The deal runs counter to the current consensus on Wall Street. In the face of a strong US economy and high inflation, this realignment of their expectations of interest rate cuts has triggeredScratchmoneyclickerSent US Treasuries plummeting and pushed US two-year yields to 5 per cent at one point this week

On Tuesday, futures positions hit a record, betting that the 2024 contract would outperform the 2025 contract. The sharp rise in positioning on Wednesday indicates that there are new bets that provide for the deal.ScratchmoneyclickerA new motivation.

scratchmoneyclicker| Traders reversed bets that the Federal Reserve would cut interest rates first

According to CME, the open contract of SOFR futures in December 2025 increased by 133, 000, equivalent to a change in profit or loss of $3.3 million per basis point. On Tuesday, the 12-month yield spread broke through the 200-day moving average, which lasted for 10 months.

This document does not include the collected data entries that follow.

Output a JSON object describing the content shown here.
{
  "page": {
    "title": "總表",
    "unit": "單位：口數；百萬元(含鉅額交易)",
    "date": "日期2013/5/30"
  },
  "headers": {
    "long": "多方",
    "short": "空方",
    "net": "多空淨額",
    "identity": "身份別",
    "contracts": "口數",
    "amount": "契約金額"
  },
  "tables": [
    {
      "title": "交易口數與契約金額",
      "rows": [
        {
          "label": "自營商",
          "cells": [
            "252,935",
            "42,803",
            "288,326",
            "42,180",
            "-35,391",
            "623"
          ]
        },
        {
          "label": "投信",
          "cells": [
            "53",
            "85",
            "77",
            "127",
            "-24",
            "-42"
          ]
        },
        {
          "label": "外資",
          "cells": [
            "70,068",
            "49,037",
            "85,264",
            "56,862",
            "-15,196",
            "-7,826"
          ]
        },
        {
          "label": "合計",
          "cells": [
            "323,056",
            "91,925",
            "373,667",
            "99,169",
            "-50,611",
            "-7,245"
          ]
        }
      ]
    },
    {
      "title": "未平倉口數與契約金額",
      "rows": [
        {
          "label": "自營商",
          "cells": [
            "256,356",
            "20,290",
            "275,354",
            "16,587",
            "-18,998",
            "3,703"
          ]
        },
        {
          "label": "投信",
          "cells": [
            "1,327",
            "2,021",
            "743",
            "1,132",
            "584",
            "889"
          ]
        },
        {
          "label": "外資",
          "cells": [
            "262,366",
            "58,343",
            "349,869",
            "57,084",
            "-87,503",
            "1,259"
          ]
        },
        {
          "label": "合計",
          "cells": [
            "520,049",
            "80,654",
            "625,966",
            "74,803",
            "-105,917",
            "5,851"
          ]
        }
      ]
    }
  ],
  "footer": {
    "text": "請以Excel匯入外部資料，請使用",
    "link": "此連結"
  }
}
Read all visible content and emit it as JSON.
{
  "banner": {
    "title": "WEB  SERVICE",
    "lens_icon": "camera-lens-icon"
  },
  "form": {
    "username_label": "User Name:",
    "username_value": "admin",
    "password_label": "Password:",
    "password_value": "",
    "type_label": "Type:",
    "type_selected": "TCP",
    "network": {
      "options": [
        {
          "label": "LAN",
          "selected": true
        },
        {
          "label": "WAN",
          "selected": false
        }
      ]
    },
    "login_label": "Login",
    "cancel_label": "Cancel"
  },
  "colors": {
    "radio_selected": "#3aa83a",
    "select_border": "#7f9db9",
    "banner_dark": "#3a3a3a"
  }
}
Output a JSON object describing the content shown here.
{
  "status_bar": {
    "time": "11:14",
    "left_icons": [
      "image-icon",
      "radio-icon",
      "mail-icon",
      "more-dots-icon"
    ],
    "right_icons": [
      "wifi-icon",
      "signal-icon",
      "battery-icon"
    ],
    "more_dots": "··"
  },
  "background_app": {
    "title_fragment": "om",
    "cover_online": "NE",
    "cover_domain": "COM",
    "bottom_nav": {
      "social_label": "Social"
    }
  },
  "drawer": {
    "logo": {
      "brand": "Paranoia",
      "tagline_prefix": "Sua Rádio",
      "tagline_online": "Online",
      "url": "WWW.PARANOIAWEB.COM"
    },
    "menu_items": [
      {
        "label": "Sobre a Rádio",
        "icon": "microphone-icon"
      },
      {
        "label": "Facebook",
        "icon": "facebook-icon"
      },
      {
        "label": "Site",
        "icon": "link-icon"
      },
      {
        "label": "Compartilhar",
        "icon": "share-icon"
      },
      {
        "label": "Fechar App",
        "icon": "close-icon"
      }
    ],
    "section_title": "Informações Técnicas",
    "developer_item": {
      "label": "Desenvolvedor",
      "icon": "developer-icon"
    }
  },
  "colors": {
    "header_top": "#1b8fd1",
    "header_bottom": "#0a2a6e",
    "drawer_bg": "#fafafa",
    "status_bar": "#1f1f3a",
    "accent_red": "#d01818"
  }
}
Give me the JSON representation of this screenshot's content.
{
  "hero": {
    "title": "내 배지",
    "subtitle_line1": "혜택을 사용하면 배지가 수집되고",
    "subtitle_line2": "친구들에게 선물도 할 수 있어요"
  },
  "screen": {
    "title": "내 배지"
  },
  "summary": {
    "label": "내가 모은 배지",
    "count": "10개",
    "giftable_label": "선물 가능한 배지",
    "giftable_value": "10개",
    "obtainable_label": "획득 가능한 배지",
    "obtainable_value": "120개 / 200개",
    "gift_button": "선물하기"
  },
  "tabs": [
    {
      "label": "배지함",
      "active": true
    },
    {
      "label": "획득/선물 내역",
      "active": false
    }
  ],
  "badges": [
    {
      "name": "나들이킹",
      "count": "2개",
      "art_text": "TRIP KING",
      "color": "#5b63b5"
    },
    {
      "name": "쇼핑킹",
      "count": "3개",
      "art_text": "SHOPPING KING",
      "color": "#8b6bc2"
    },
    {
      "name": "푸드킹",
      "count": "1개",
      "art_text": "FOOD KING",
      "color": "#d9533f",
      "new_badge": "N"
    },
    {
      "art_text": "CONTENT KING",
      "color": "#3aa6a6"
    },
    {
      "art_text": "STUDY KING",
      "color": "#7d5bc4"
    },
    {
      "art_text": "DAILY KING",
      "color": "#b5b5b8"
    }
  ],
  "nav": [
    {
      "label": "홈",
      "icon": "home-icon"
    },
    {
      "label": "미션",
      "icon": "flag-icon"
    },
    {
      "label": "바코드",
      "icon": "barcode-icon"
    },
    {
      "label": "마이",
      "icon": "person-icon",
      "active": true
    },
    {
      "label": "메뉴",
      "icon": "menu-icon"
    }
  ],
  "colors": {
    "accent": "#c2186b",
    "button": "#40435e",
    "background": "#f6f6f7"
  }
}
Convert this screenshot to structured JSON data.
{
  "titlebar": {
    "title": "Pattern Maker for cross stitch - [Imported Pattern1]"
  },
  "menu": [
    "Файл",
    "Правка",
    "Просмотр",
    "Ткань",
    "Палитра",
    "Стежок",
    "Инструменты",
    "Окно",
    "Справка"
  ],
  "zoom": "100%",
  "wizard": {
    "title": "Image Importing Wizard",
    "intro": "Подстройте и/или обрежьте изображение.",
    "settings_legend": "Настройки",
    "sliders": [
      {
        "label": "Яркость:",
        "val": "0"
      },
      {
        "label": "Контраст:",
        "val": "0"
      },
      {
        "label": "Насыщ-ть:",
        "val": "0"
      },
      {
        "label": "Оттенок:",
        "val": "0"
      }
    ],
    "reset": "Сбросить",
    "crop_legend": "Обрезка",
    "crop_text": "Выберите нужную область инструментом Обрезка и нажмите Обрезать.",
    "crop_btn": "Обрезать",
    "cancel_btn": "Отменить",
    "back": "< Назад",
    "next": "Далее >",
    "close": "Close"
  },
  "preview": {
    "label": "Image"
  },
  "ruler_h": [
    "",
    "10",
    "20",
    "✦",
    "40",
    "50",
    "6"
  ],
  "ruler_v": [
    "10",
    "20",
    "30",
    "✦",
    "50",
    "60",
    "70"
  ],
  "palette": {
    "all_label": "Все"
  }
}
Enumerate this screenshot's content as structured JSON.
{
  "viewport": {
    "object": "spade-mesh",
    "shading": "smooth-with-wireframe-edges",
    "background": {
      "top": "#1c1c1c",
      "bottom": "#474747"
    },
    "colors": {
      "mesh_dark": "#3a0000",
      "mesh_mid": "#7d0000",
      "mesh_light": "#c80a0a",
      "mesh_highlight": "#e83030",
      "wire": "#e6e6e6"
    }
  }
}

Sentiment in support of this year's interest rate cut also appeared in soft options this week, continuing to buy high-level call options on Wednesday, with the goal of raising the central bank's interest rate from the current 5% before the December policy meeting.Scratchmoneyclicker.25% to 5%ScratchmoneyclickerThe .5% range is reduced to 3%.

A sudden drop in US economic data could mean more aggressive easing than markets expect in the coming months. The deal may also target the possibility of a rise in inflation expectations beyond this year.